だから『ぴったんが叶えられなかった夢を叶えるよ』って言った後に、
『バルセロナに行って、サントスに行って、日本代表になって、
レイソルでプレーしてロアッソでプレーする!』って言ってたんで(笑)」


素晴らし過ぎる野望ですね!
お父さんにとって最高のメッセージだと思います。


⑧残り6試合で自分の中で課すこと
「ゴールですね。ここでゴールを決めて、カッコ良くやめようぜっていうのはあるんで。
引退するから試合に出たいとか、引退するから来年のことを考えて試合に出ないとか、
そういうことじゃなくて、今もそうですけど、
今この時に自分が必要がどうかで判断してほしいということは池谷監督にも伝えましたし、
今のこの状況の競争とか戦いに勝って試合に出たいというのはあって、
そこからは今まで通り逃げたくないです。
ダメなら出ないというのが普通だと思うので、その中でポジションを勝ち取って、
ゴールを決めて、『じゃあ、やめるよ!』って言ってやめたいなと思います」


時間にして32分40秒。
全23問の質問へ真摯に、時折笑いも交えながら答えてくれました。


【14:37 フォトセッション】
会場にディスプレイされたのはロアッソ、レイソル、エスパルスのユニフォーム。
その前でにこやかにポーズを取る北嶋選手。
改めて積み重ねてきた17年間の重みを実感した瞬間でした。


【14:40 最後の挨拶】
「最初にも申し上げましたが、今日は本当にお忙しい中、
お集まり頂きましてありがとうございました」


"おあつまり"クリア!


「皆さんのおかげで、皆さんがサッカー選手・北嶋秀朗という人を
多くのサポーターの方に伝えてくれたおかげで、
大した成績も残してこなかったのに、たくさんのサポーターの方たちにリスペクトを受け、
愛され、今までサッカーをしてくることができました。
今後はまずは残り6試合を頑張って、そのあとまたメディアの皆さんが
北嶋秀朗という男を書きたくなるような、そんな生き様を見せていけたらなと
思っていきま...、いますので」


そこで?(笑)


「今後ともよろしくお願いします。
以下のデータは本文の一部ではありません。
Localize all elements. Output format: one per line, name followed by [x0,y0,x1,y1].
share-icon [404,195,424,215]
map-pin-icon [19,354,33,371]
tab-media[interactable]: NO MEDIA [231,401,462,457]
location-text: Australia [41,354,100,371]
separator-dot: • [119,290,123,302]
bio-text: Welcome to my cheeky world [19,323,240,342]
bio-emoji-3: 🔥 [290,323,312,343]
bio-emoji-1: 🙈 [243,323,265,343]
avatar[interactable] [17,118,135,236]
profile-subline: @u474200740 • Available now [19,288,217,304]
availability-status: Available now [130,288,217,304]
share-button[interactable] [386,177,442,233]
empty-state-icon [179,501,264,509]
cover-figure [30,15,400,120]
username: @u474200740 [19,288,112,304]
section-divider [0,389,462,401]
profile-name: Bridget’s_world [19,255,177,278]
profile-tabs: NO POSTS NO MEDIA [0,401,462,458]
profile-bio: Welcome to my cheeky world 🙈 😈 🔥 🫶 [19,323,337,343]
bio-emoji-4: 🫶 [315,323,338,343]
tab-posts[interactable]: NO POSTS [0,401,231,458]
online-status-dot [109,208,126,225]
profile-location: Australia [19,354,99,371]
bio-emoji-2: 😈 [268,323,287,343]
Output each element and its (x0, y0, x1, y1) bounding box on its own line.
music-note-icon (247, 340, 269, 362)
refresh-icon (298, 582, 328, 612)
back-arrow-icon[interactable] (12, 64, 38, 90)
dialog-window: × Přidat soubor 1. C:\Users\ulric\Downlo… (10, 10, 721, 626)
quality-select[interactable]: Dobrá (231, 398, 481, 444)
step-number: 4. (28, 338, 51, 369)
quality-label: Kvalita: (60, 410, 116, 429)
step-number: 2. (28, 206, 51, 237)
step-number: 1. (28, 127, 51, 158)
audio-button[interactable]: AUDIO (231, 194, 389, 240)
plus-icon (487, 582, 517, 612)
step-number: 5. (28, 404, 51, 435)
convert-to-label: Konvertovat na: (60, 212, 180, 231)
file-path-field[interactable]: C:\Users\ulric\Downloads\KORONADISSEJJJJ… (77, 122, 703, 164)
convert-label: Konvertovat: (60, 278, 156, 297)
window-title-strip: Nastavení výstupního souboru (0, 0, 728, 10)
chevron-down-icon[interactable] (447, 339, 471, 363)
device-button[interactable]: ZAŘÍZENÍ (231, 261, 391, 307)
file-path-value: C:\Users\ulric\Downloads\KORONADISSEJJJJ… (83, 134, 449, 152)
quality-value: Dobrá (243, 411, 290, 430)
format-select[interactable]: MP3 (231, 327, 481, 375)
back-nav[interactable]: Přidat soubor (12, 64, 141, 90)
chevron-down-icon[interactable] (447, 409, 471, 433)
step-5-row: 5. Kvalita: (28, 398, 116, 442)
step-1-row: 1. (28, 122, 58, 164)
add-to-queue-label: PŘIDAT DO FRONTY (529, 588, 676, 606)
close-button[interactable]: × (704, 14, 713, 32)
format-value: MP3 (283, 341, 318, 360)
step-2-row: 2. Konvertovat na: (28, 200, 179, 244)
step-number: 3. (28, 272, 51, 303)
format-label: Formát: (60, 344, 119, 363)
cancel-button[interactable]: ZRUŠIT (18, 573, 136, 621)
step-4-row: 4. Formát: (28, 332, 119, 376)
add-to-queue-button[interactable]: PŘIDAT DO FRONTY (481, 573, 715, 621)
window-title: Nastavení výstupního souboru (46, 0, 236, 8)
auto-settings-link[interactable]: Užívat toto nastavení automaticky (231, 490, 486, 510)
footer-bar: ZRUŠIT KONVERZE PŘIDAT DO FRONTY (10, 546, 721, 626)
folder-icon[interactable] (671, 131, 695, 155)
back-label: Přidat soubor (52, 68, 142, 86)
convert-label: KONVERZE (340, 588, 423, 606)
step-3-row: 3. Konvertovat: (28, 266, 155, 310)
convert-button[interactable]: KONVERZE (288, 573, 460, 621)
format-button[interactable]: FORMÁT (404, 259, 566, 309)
今日はありがとうございました」


【14:41 終了】
何とも北嶋選手らしい、爽やかで、清々しい会見だったと思います。
涙なんて見せることなく、柔らかく、しなやかに、
それでいて、サッカーへの情熱に溢れた口調で話す姿が本当に印象的でした。
会見場の後方では、盟友とも言うべき南雄太選手も見守っていたそうです。


「この6試合で北嶋をしっかり見せたいという思いが強いですし、
まだ6試合でサッカー選手として成長できると思っている」と言い切った北嶋選手。
残された6試合で、彼ならきっと"成長"した姿を見せてくれると確信しています。